The next two spending policy parameters are the floor and ceiling values for the percent of expenses to fund. With these settings, you can control the upper and lower bounds for the simulation’s percentage of expenses to fund variable. This will constrain how much the simulation will let your actual spending (eg percentage of expenses to fund) deviate from your requested annual spending. For example, setting the floor to 75% will assure that in all simulation runs, the minimum amount of spending that will be funded is 75%. The only reason the funding can drop below this floor is if the portfolio runs out of money.
When this feature is enabled, it dramatically changes the way the planner works. With goal-seek enabled the simulation attempts solve for one of several typical retirement planning variables. There are some caveats that go with using goal-seek. The first is that you shouldn’t enter a probability higher than 99%. This is because goal-seek stops its search once it hits the target probability. Also, depending on other simulation inputs, there could be multiple solutions that give the same probability and goal-seek may not find the best one. Finally, although unlikely it’s possible for goal-seek to terminate without converging on a solution. If this happens, the simulation will return a probability of success that’s different from the target probability that you specified. To correct this situation, try setting a new starting value for either retirement spending or rate of return and run goal-seek again with the new search seed.

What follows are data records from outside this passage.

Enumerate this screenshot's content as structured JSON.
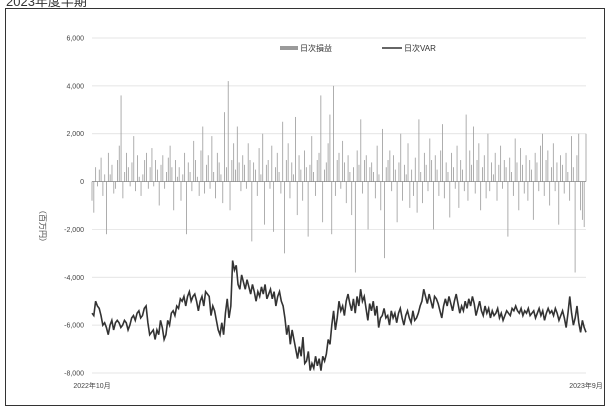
{
  "caption": "2023年度半期",
  "chart_data": {
    "type": "bar+line",
    "ylabel": "（百万円）",
    "ylim": [
      -8000,
      6000
    ],
    "yticks": [
      6000,
      4000,
      2000,
      0,
      -2000,
      -4000,
      -6000,
      -8000
    ],
    "ytick_labels": [
      "6,000",
      "4,000",
      "2,000",
      "0",
      "-2,000",
      "-4,000",
      "-6,000",
      "-8,000"
    ],
    "x_start_label": "2022年10月",
    "x_end_label": "2023年9月",
    "grid": true,
    "legend_position": "top-center",
    "series": [
      {
        "name": "日次損益",
        "type": "bar",
        "color": "#9a9a9a",
        "values": [
          -800,
          -1300,
          600,
          -200,
          500,
          1000,
          -600,
          300,
          -2200,
          1200,
          300,
          700,
          -500,
          -300,
          900,
          1500,
          3600,
          -700,
          400,
          1200,
          600,
          -200,
          800,
          1900,
          -400,
          1100,
          200,
          -600,
          300,
          900,
          1200,
          -300,
          600,
          1400,
          -200,
          900,
          500,
          -1000,
          700,
          1100,
          -300,
          400,
          1000,
          1500,
          600,
          -1200,
          900,
          200,
          600,
          -800,
          300,
          1200,
          -2200,
          800,
          400,
          -400,
          1700,
          900,
          200,
          -600,
          1300,
          2300,
          -500,
          700,
          1100,
          -300,
          1900,
          400,
          -700,
          1200,
          800,
          300,
          -900,
          2900,
          600,
          4200,
          -1200,
          900,
          1600,
          500,
          2300,
          800,
          -400,
          1100,
          700,
          -300,
          1600,
          900,
          -2500,
          800,
          500,
          -600,
          1400,
          300,
          2000,
          -1800,
          700,
          900,
          -300,
          1500,
          -2100,
          600,
          1200,
          400,
          -500,
          2500,
          -3000,
          900,
          1600,
          -700,
          800,
          300,
          2700,
          -1400,
          1100,
          500,
          -800,
          1300,
          600,
          -2300,
          700,
          1900,
          400,
          -600,
          900,
          1200,
          3600,
          -1700,
          500,
          800,
          1600,
          2800,
          -2200,
          4000,
          -600,
          900,
          1200,
          -300,
          1700,
          800,
          -900,
          1100,
          400,
          -1400,
          600,
          -3800,
          1300,
          700,
          2600,
          -500,
          900,
          1100,
          -2000,
          600,
          800,
          400,
          -700,
          1500,
          300,
          -1200,
          2200,
          -3200,
          600,
          900,
          1300,
          -400,
          1100,
          500,
          -1700,
          800,
          2000,
          -800,
          700,
          300,
          1600,
          -1100,
          500,
          -600,
          1000,
          -1300,
          2600,
          400,
          -900,
          1200,
          700,
          -400,
          1800,
          900,
          -2000,
          1100,
          500,
          -600,
          1300,
          2400,
          -700,
          800,
          400,
          -1500,
          1200,
          600,
          -300,
          1500,
          -1100,
          900,
          500,
          -400,
          2800,
          -800,
          1300,
          700,
          2300,
          -500,
          900,
          1600,
          -1200,
          600,
          1100,
          -700,
          2000,
          -400,
          800,
          300,
          1200,
          -800,
          700,
          1500,
          -300,
          900,
          600,
          -2300,
          1000,
          400,
          -600,
          1800,
          800,
          -1200,
          1400,
          700,
          -500,
          1100,
          -800,
          900,
          500,
          -1600,
          1200,
          800,
          -400,
          1500,
          2000,
          -600,
          900,
          1300,
          -1000,
          600,
          1600,
          -400,
          800,
          -1800,
          1100,
          700,
          -500,
          1200,
          400,
          -800,
          1900,
          600,
          -3800,
          1100,
          2000,
          -1200,
          -1600,
          -1900,
          2000
        ]
      },
      {
        "name": "日次VAR",
        "type": "line",
        "color": "#333333",
        "values": [
          -5500,
          -5600,
          -5000,
          -5200,
          -5300,
          -5600,
          -6000,
          -5900,
          -6100,
          -6400,
          -6000,
          -5800,
          -6200,
          -5900,
          -5800,
          -5900,
          -6100,
          -6000,
          -5800,
          -5900,
          -6200,
          -6000,
          -5700,
          -5600,
          -5800,
          -5500,
          -5400,
          -5700,
          -5600,
          -5300,
          -5200,
          -5900,
          -6400,
          -6300,
          -6200,
          -6600,
          -6200,
          -6400,
          -5800,
          -6100,
          -6600,
          -6400,
          -5800,
          -6000,
          -5500,
          -5400,
          -5600,
          -5200,
          -5300,
          -4900,
          -5000,
          -4800,
          -5200,
          -4800,
          -4600,
          -5000,
          -4800,
          -4700,
          -5000,
          -5400,
          -5000,
          -4800,
          -5200,
          -4600,
          -4700,
          -4800,
          -5600,
          -5200,
          -5400,
          -5800,
          -6200,
          -6400,
          -5900,
          -6400,
          -5500,
          -4900,
          -5700,
          -5200,
          -3300,
          -3700,
          -3500,
          -4300,
          -4500,
          -3900,
          -4200,
          -4500,
          -4100,
          -4400,
          -4700,
          -4300,
          -4600,
          -5000,
          -4600,
          -4800,
          -4400,
          -4700,
          -4300,
          -4900,
          -4700,
          -4500,
          -4900,
          -4600,
          -5200,
          -4800,
          -4600,
          -5000,
          -5200,
          -5700,
          -6400,
          -6000,
          -6800,
          -6200,
          -6600,
          -7000,
          -7400,
          -6900,
          -7300,
          -6500,
          -7600,
          -7500,
          -7100,
          -7900,
          -7600,
          -7800,
          -7300,
          -7700,
          -7400,
          -7900,
          -7300,
          -7500,
          -7200,
          -6600,
          -6800,
          -6000,
          -5400,
          -6200,
          -5700,
          -5000,
          -5400,
          -5200,
          -5600,
          -5000,
          -4700,
          -5100,
          -5400,
          -4900,
          -5500,
          -4800,
          -5200,
          -4500,
          -5000,
          -4800,
          -5300,
          -5800,
          -5100,
          -5400,
          -5000,
          -5600,
          -5200,
          -6100,
          -5700,
          -5600,
          -5300,
          -5700,
          -5600,
          -6000,
          -5400,
          -5700,
          -5500,
          -5900,
          -5500,
          -5300,
          -5700,
          -6000,
          -5600,
          -5400,
          -5700,
          -5900,
          -5400,
          -5800,
          -5700,
          -5500,
          -5200,
          -5000,
          -4500,
          -4800,
          -5100,
          -4700,
          -5000,
          -5300,
          -4800,
          -4900,
          -5100,
          -5400,
          -5700,
          -5200,
          -4900,
          -5200,
          -4800,
          -5100,
          -5400,
          -5000,
          -4700,
          -5100,
          -5500,
          -5200,
          -5400,
          -5000,
          -5300,
          -4900,
          -5200,
          -4800,
          -5100,
          -5600,
          -5300,
          -5000,
          -5400,
          -5600,
          -5200,
          -5500,
          -5300,
          -5700,
          -5400,
          -5600,
          -5500,
          -5300,
          -5700,
          -5500,
          -5800,
          -5600,
          -5400,
          -5500,
          -5600,
          -5300,
          -5400,
          -5200,
          -5400,
          -5500,
          -5300,
          -5600,
          -5400,
          -5500,
          -5300,
          -5600,
          -5500,
          -5400,
          -5700,
          -5500,
          -5300,
          -5600,
          -5400,
          -5800,
          -5500,
          -5300,
          -5500,
          -5400,
          -5600,
          -5300,
          -5500,
          -5800,
          -5600,
          -5400,
          -5700,
          -6100,
          -5500,
          -4800,
          -5500,
          -6000,
          -5700,
          -5200,
          -5900,
          -6300,
          -5800,
          -6100,
          -6300
        ]
      }
    ]
  }
}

These parameters control a capability in the planner to model what would happen if you return to work when a dramatic drop in your portfolio’s value occurs. Some research indicates that returning to work for a few years following extended periods of portfolio under performance can have a big impact on your retirement plan’s chances for success. To activate this capability, click on the checkbox. The Portfolio Value Trigger is a threshold value that controls when the back-to-work scenario is invoked. In any year following retirement, if the portfolio value falls below this percentage of its value at retirement start, withdrawals from the portfolio are suspended for the number of years specified in the Return to work duration setting. Next, there’s a Max age to work setting to limit the age you might have to work until. The results table at the bottom of the main display shows the probability of having to return to work based on this capability.
There are two caveats about how this back-to-work feature works. The first is that only one back-to-work event will occur in each simulation iteration (for the duration you specify) no matter how many times the portfolio dips below the threshold. The second caveat is that if the back-to-work portfolio threshold is crossed in a year when your age + the back-to-work duration is greater than the Max age to work, the back-to-work logic will not be invoked.
Portfolio withdrawal order and RMD’s
Withdrawals are always attempted from taxable funds first to let tax deferred and tax-free funds can grow unhindered. However, you can select whether the simulation attempts to withdraw from tax-free funds or tax-deferred funds once taxable funds have been depleted.
A final option can be configured to cause the simulation to take Required Minimum Distributions (RMDs) from IRAs and other tax-deferred accounts. When this option is selected, the simulation will withdraw the minimum IRS specified withdrawal percent each year after you reach the age of 70 (in the simulation), based on IRS published life expectancy tables. The funds from the withdrawals are used to pay expenses (and taxes) and any remaining funds are transferred to the taxable portfolio, after taxes are deducted.